God Gives Grace to the Humble So Give Up and Believe the Gospel!
In case any of you have missed the ongoing discussion on free will between my dear shirt-tail cousin, JoAnne, and I, you might want to look at it. Because I've spent a good deal of time responding to her, I think I'll just blast through the rest of this section. I'm assuming that most of you who are reading this blog are already on board with the Doctrines of Grace and wouldn't profit from more meandering through this section. And yet, there are a few points that I think are helpful for us to remember:
“[Saving] Grace is acquired not by 'doing what is in one' [by just trying your hardest]. It is acquired when we are so completely humbled by God's alien work in law and wrath that we see how completely we are caught in the web of sin and turn to Christ as the only hope.” (61)

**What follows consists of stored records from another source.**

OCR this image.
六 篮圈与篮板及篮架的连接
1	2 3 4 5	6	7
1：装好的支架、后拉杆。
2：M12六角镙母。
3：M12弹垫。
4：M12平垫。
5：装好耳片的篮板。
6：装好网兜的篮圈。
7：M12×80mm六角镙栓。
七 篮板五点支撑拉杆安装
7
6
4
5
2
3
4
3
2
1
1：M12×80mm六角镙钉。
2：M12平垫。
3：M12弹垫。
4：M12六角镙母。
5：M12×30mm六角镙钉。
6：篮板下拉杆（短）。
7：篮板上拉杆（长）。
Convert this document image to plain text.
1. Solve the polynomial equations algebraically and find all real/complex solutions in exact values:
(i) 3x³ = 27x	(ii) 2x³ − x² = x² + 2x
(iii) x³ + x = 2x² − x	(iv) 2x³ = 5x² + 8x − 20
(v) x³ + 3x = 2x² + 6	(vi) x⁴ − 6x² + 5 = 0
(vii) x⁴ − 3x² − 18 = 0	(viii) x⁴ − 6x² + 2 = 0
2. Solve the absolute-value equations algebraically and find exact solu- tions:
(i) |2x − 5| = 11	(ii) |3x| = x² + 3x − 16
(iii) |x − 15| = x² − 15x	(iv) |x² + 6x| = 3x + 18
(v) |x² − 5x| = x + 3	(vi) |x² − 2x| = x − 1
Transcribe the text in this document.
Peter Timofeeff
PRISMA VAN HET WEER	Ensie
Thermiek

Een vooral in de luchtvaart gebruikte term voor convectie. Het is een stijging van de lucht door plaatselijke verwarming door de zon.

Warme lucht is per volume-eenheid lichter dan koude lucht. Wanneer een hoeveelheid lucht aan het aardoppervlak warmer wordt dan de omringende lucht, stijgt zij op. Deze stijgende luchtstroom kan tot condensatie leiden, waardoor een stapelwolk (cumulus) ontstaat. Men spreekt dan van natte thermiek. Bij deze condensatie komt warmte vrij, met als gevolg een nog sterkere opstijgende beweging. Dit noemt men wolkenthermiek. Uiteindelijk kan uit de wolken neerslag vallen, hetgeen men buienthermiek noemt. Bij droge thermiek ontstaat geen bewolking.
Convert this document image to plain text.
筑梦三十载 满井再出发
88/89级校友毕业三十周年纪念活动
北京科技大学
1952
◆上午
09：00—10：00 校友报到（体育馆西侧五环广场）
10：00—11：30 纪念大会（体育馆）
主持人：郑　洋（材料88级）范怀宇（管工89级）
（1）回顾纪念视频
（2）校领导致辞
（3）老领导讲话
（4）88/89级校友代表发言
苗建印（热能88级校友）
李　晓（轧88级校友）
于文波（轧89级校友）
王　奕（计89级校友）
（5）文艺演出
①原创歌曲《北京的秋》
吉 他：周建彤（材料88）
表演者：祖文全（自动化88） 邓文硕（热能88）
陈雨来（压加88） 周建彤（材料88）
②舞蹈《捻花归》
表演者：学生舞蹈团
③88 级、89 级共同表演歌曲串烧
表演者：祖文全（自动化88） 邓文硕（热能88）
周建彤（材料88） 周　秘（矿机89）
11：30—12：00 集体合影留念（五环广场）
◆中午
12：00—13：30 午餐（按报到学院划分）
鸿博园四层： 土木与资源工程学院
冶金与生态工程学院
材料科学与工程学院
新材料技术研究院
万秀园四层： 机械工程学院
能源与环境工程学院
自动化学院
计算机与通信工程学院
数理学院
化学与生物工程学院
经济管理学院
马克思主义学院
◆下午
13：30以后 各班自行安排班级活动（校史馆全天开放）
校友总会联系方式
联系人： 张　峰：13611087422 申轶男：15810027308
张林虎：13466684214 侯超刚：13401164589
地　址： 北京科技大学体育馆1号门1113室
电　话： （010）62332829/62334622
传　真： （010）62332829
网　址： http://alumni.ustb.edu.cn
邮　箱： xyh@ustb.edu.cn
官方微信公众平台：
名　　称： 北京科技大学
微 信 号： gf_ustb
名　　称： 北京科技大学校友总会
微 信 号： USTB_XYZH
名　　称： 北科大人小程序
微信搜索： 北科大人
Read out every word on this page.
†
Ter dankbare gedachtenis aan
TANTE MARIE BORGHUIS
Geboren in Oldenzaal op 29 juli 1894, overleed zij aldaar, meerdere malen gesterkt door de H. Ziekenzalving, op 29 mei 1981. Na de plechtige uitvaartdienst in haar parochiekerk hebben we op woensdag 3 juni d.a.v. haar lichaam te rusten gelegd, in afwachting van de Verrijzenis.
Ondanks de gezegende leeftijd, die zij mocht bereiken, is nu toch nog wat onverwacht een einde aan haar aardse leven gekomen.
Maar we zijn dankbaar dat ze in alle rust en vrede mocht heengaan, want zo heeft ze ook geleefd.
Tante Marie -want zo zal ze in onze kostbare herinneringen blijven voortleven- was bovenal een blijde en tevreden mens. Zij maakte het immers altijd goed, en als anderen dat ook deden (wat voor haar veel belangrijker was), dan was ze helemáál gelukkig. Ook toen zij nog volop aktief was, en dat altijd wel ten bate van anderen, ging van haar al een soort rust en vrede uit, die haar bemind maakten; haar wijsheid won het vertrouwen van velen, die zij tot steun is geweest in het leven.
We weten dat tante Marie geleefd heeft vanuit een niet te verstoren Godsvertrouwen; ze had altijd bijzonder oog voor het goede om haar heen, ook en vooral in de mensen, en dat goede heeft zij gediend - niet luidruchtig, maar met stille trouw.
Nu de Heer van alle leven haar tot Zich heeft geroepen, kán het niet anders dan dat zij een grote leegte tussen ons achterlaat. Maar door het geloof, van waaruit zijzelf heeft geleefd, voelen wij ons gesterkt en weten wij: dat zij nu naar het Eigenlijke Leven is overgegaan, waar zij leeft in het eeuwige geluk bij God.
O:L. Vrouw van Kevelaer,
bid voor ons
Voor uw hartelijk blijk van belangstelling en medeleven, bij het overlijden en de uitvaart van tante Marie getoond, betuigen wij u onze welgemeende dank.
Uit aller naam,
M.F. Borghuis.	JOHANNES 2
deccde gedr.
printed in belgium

Of course, as Forde points out, the theologian of glory will say. Yipee! Humility is a work that we can perform! But, “the humility Luther has in mind is in no way a human work….[we must say that] humans have no active capacity to humble themselves but only a passive capacity. They can be humbled. Thus…humility is always something done to us…Humility in this context means precisely to be reduced to the position where we claim absolutely nothing.”
“The law humbles, grace exalts. Something is done to us.” (62) The theologian of glory always wants to make our salvation about us, about something we can do, even if that “doing” is humbling ourselves. “Thus the impetuous question of whether or not humbling oneself or falling down and praying for grace is 'doing something' can only be turned back on the questioner: 'When you humble yourself and plead for grace, are you making the claim that you are doing something? If so, you are not pleading for grace, but only your own cause. And so you are still lost. Give up and believe the gospel!” (63)
The thought that we have nothing to offer shouldn't bring despair. Rather, despair is the fruit of belief in one's own ability to do ANYTHING sufficient for salvation. [“Theologians of glory are trapped in the 'merit machine' and thus can fight despair only by falling back on their own accomplishments.” 64] The Doctrines of Grace bring us hope that in all our insufficiency, God is sufficient. We must simply give up and believe that God is that good and that loving.
And, finally, we'll just think a moment about the nuanced distinctions Luther makes between ultimate despair (the despair of a Judas who believed in his perverse pride that not even the grace of God can blot out his failures.” (66) and utter despair of our own ability. In other words there is an evil despair, one that forces us into ourselves and batters our pride with thoughts of inadequacy. I think that this is the kind of despair that people mean when they say that they “can't forgive themselves.” Aside from the fact that we're not commanded to forgive ourselves, the truth is that we struggle with doing so simply because we really haven't believed the gospel message. We really don't think we're that bad and then when we do something that's REALLY BAD we can't get over it. Why? Because we're theologians of glory and think we ought to be able to do better. Is it in this way that God uses our sin for good, to show us our poverty and need for a Savior? to free us from our innate theology of glory?
There is another kind of despair (what Luther calls “utter” despair) that forces us to Christ. Paul talks about these differences in categories of worldly and godly sorrow. Godly sorrow always leads to repentance — to running to Christ, to giving up and believing the gospel. Worldly sorrow brings death — the death of a Judas who couldn't live with the realities of his sin. Rather than making us morose, godly sorrow brings us joy and happiness. Yes, I am insufficient. Yes, I am unable to save myself. But I have come to know and believe the love that God has for me and that's all that matters. I believe he loves sinners. I am a sinner, therefore, I'm qualified to be loved by him.
“Ultimate [Judas'] despair is due to the temptation to believe that there is no hope beyond our own abilities. Despair itself then becomes ultimate and so leads to death. Utter despair of our own ability, however, looks to the grace of Christ and so leads to life. This subtle nuance points to a fundamental theological divide.” (67) So, we are to despair but not ultimately.
Now then, where do you see ultimate (Judas) despair in your own life? Are there sins in your life that you just can't seem to forget, even though you've asked for forgiveness for them? For instance, all the times you and I have said, “I just can't believe I said/did/thought that,” we're proving that we still haven't completely given up and believed the gospel. And although we'll never get this perfectly right, we'll never completely believe our poverty of soul, we can ask the Lord to help us give up our striving and self-flagellation and simply believe.
Like you, I need grace. I need grace to give up on my glory story and humbly believe that Jesus Christ bore my sin and suffered his Father's just and immeasurable wrath for me. And that now, because of all he's done, I stand righteous before his sight — as though I never believed in my own goodness, as though I never struggled with pride and self-reliance. May God grant us all the humility to give up and believe the gospel.